In-Person

The Lyman Beecher Lectureship Series: Prof Hortense J. Spiller - Lecture II

Tue Oct 7, 2025 10:30 a.m.—11:30 a.m.
Hortense_Spillers
Sterling Divinity Quadrangle
409 Prospect Street New Haven, CT 06511

Professor Hortense J. Spiller will deliver the 2025 lectures. Subject matter of each lecture to be announced in Fall 2025.

One of the most distinguished lecture series on preaching in the world, Yale Divinity School’s Lyman Beecher Lectureship was founded in 1871 by a gift from Henry W. Sage of Brooklyn, N.Y., as a memorial to “the great divine whose name it bears,” to sponsor an annual series of lectures on a topic appropriate to the work of the ministry.

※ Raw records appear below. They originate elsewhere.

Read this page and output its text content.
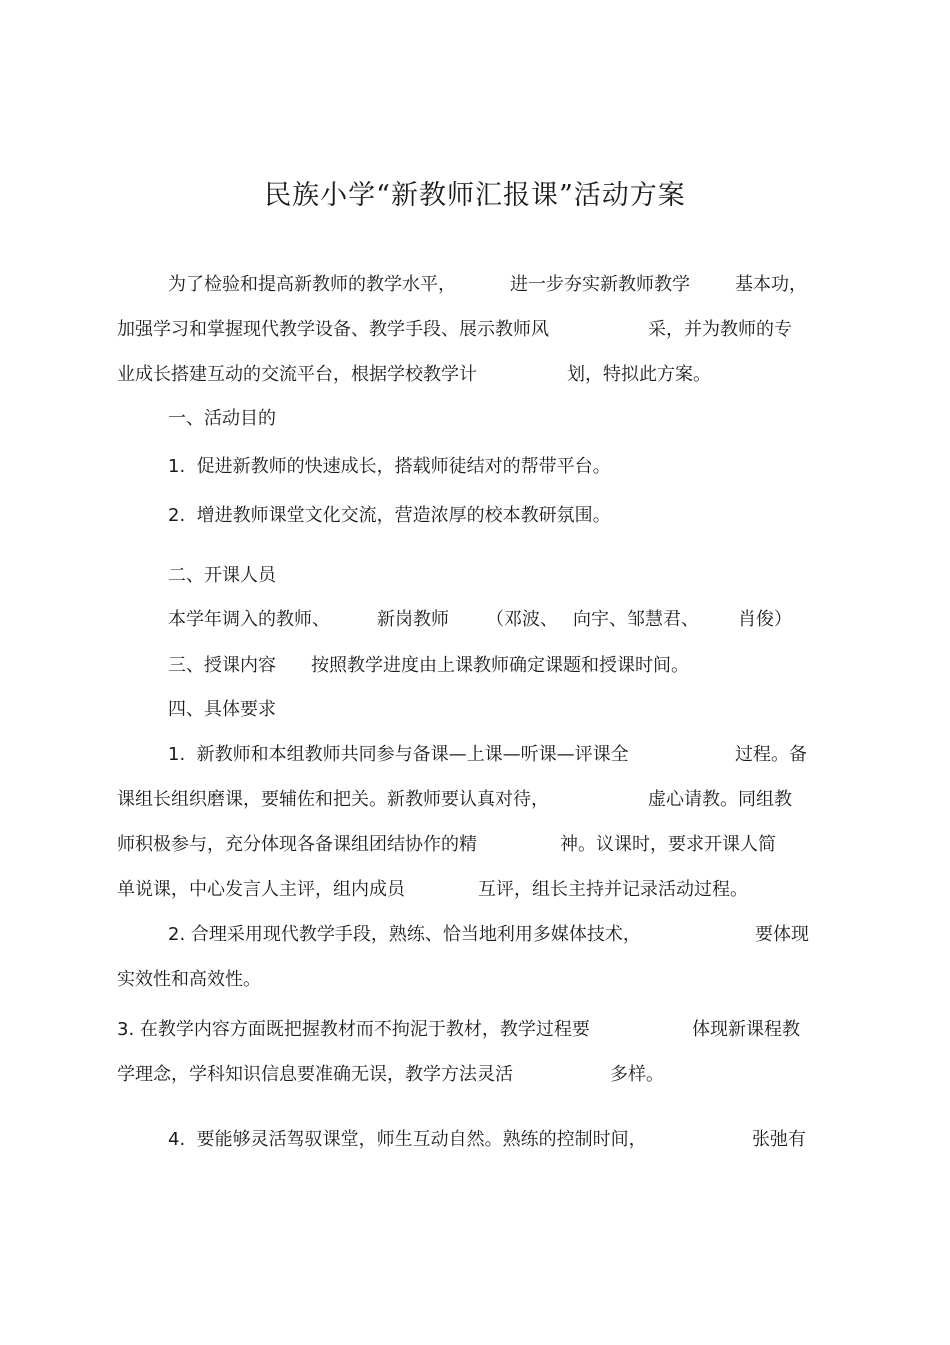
民族小学“新教师汇报课”活动方案
为了检验和提高新教师的教学水平，	进一步夯实新教师教学	基本功，
加强学习和掌握现代教学设备、教学手段、展示教师风	采，并为教师的专
业成长搭建互动的交流平台，根据学校教学计	划，特拟此方案。
一、活动目的
1.  促进新教师的快速成长，搭载师徒结对的帮带平台。
2.  增进教师课堂文化交流，营造浓厚的校本教研氛围。
二、开课人员
本学年调入的教师、	新岗教师 （邓波、 向宇、邹慧君、 肖俊）
三、授课内容 按照教学进度由上课教师确定课题和授课时间。
四、具体要求
1.  新教师和本组教师共同参与备课—上课—听课—评课全	过程。备
课组长组织磨课，要辅佐和把关。新教师要认真对待，	虚心请教。同组教
师积极参与，充分体现各备课组团结协作的精	神。议课时，要求开课人简
单说课，中心发言人主评，组内成员	互评，组长主持并记录活动过程。
2. 合理采用现代教学手段，熟练、恰当地利用多媒体技术，	要体现
实效性和高效性。
3. 在教学内容方面既把握教材而不拘泥于教材，教学过程要	体现新课程教
学理念，学科知识信息要准确无误，教学方法灵活	多样。
4.  要能够灵活驾驭课堂，师生互动自然。熟练的控制时间，	张弛有
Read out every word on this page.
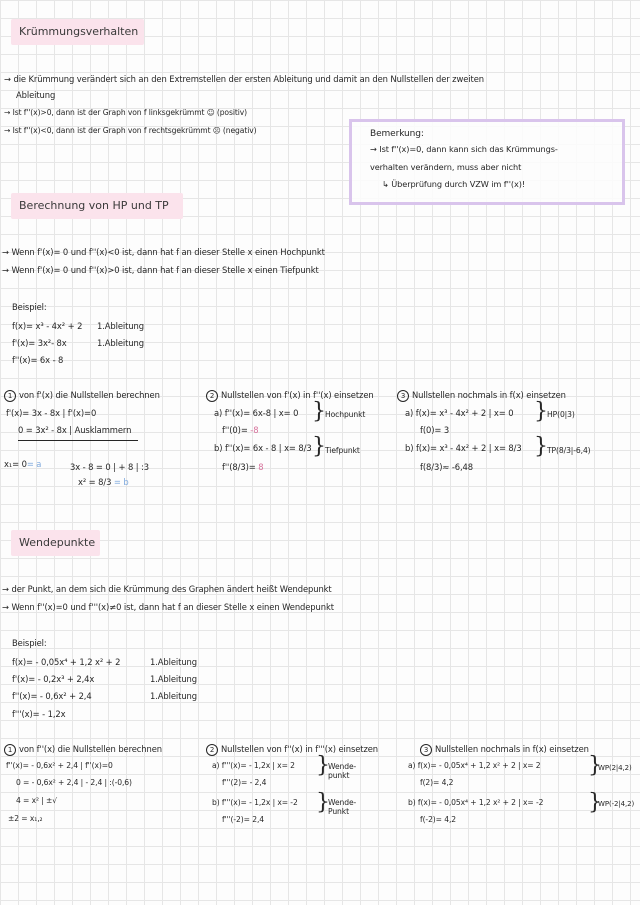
Krümmungsverhalten
→ die Krümmung verändert sich an den Extremstellen der ersten Ableitung und damit an den Nullstellen der zweiten
Ableitung
→ Ist f''(x)>0, dann ist der Graph von f linksgekrümmt ☺ (positiv)
→ Ist f''(x)<0, dann ist der Graph von f rechtsgekrümmt ☹ (negativ)	Bemerkung:
→ Ist f''(x)=0, dann kann sich das Krümmungs-
verhalten verändern, muss aber nicht
↳ Überprüfung durch VZW im f''(x)!
Berechnung von HP und TP
→ Wenn f'(x)= 0 und f''(x)<0 ist, dann hat f an dieser Stelle x einen Hochpunkt
→ Wenn f'(x)= 0 und f''(x)>0 ist, dann hat f an dieser Stelle x einen Tiefpunkt
Beispiel:
f(x)= x³ - 4x² + 2
f'(x)= 3x²- 8x
f''(x)= 6x - 8
1.Ableitung
1.Ableitung
1 von f'(x) die Nullstellen berechnen
f'(x)= 3x - 8x | f'(x)=0
0 = 3x² - 8x | Ausklammern
x₁= 0= a	3x - 8 = 0 | + 8 | :3
x² = 8/3 = b
2 Nullstellen von f'(x) in f''(x) einsetzen
a) f''(x)= 6x-8 | x= 0
f''(0)= -8
} Hochpunkt
b) f''(x)= 6x - 8 | x= 8/3
f''(8/3)= 8
} Tiefpunkt
3 Nullstellen nochmals in f(x) einsetzen
a) f(x)= x³ - 4x² + 2 | x= 0
f(0)= 3
} HP(0|3)
b) f(x)= x³ - 4x² + 2 | x= 8/3
f(8/3)≈ -6,48
} TP(8/3|-6,4)
Wendepunkte
→ der Punkt, an dem sich die Krümmung des Graphen ändert heißt Wendepunkt
→ Wenn f''(x)=0 und f'''(x)≠0 ist, dann hat f an dieser Stelle x einen Wendepunkt
Beispiel:
f(x)= - 0,05x⁴ + 1,2 x² + 2
f'(x)= - 0,2x³ + 2,4x
f''(x)= - 0,6x² + 2,4
f'''(x)= - 1,2x
1.Ableitung
1.Ableitung
1.Ableitung
1 von f''(x) die Nullstellen berechnen
f''(x)= - 0,6x² + 2,4 | f''(x)=0
0 = - 0,6x² + 2,4 | - 2,4 | :(-0,6)
4 = x² | ±√
±2 = x₁,₂
2 Nullstellen von f''(x) in f'''(x) einsetzen
a) f'''(x)= - 1,2x | x= 2
f'''(2)= - 2,4
}
Wende-punkt
b) f'''(x)= - 1,2x | x= -2
f'''(-2)= 2,4
}
Wende-Punkt
3 Nullstellen nochmals in f(x) einsetzen
a) f(x)= - 0,05x⁴ + 1,2 x² + 2 | x= 2
f(2)= 4,2
}
WP(2|4,2)
b) f(x)= - 0,05x⁴ + 1,2 x² + 2 | x= -2
f(-2)= 4,2
}
WP(-2|4,2)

Hortense Spillers, Professor Emerita, Gertrude Conaway Vanderbilt Professor, Distinguished Research Professor

Vanderbilt University

Hortense J. Spillers (born April 24, 1942) is an American literary critic, Black Feminist scholar and the Gertrude Conaway Vanderbilt Professor at Vanderbilt University. A scholar of the African diaspora, Spillers is known for her essays on African-American literature, collected in Black, White, and In Color: Essays on American Literature and Culture, published by the University of Chicago Press in 2003, and Comparative American Identities: Race, Sex, and Nationality in the Modern Text, a collection edited by Spillers published by Routledge in 1991.

Spillers received her B.A. degree from University of Memphis in 1964, M.A. in 1966, and her Ph.D. in English at Brandeis University in 1974. She has held positions at Haverford College, Wellesley College, Emory University, and Cornell University. Her work has been recognized with awards from the Rockefeller and Ford Foundations. In 2013, she was the founding editor of the scholarly journal The A-Line Journal, A Journal of Progressive Commentary.